Years ago, a friend who went with me to work remarked that as a computer programmer, I basically just copied and pasted stuff for a living. I guess being a blogger isn't too much different--maybe worse. I've since moved to a desktop because desktop keyboards are cheap and easy to replace.
It also turns out that the keyboard for the Asus is cheap and easy to replace. Well, not so much if you buy the wrong one, which I did the first time. It turns out that my keyboard has little plastic tabs which hold it in place.
So be aware that there are two different types of keyboards out there: those without the tabs, and those with the tabs. It was the second one with the tabs that ended up working for me.
The only real tool needed for this job is a flat bladed screwdriver, or even better, a small, flat blade. All I used was my Victorinox Executive, which is almost always in my pocket.
Step 1: Take the Battery Out
Start the project by flipping the laptop over and taking out the battery. Better safe than sorry. The battery on mine is a little stubborn, and I had to use my trusty Swiss army knife to get the battery loose.
Step 2: Take the Old Keyboard Out
My K55N has a keyboard which simply pops out. No real tools required: just something to gently pry it out along the handful of pry points at the top. I would start at the left and work your way right, gently popping out each pry point on the old keyboard.
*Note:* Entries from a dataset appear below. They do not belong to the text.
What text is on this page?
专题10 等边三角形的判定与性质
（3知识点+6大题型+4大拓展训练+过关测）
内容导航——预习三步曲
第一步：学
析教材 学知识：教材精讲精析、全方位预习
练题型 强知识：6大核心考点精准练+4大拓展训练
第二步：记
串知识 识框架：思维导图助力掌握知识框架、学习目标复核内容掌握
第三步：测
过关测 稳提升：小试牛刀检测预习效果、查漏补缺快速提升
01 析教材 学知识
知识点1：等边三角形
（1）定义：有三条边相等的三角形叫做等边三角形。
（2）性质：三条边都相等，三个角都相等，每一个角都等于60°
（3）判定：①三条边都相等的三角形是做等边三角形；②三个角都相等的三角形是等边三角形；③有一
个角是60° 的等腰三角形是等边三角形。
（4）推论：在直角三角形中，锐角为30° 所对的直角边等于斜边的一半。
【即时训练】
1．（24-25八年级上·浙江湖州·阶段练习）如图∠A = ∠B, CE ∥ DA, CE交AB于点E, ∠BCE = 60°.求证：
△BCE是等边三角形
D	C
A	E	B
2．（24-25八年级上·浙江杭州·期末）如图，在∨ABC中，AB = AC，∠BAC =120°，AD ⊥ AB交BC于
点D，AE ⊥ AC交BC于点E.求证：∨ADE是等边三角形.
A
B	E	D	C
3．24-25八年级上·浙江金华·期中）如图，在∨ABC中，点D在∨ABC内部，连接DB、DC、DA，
Once the top is free, raise it and push it away from you, which will free up the bottom tabs. At that point the keyboard is free, though still attached to the ribbon cable connector. You want to very gently lift up the little lever on the connector as shown in the animation below. Once the connector is up, the cable should come free, and the keyboard with it.
As you can see in the photo below, my keyboard was thrashed.
Notice the "pry points" in the photo below. Start on the left, gently prying them up one at a time.
The keyboard should pop out easily. If it doesn't you're doing something wrong.
Notice below that the original keyboard came with a lot of slack in the cable.
Step 3: Put the New Keyboard In
Putting the new one in is easy. Just very gently insert the ribbon cable on the new keyboard into the connector leads-up, and lower the little lever on the connector. Make sure you go with the existing fold in the cable. Also, my replacement keyboard came with a very short cable, so it was a little awkward putting it back in.
Note in the animation below how the keyboard connector opens and closes.
To remount the new keyboard, insert the bottom of the keyboard first so that all the tabs go into the slots on the bottom of the case. It should be a tilting motion. Then all you need to do is snap the top into place. Start in the center and snap the top of the keyboard outward into place until you reach the edges.
Below you can see that the cable on the new keyboard is much shorter
The blue part of the cable should be facing up
After the bottom is snapped in, snap the top in, starting in the center and working your way outward
Below the new one is snapped into place and works perfectly. One less thing on my to do list!
That's it--you're good to go!
Step 4: Put the Battery Back In
Now flip over the laptop and put the battery back in. Remember to slide the lever that locks it into place so that it doesn't fall out.
Step 5: Test the New Keyboard
I actually bench tested it before I snapped it back in, just to make sure it had the right mappings. I've seen people complain about some of these aftermarket keyboards not having the right key mappings. If you put the battery in before the new one is completely mounted, then be very careful. Otherwise, it doesn't take much effort to take it back off again if you need to.
My keyboard works perfectly, and it's nice to have my laptop back in service again, since I really like the Asus K55N model. It's cheap and powerful.
The keyboard on my particular K55N just snaps out with no tools necessary. I've seen in YouTube videos where the poster tells you to take off the back panels, and even take out the hard drive first, but that's not the case with mine at least. It just pops right out. However, my first attempt failed because I bought the wrong keyboard that didn't have the little tabs needed to hold it the keyboard in. Other than that, it's a very easy job.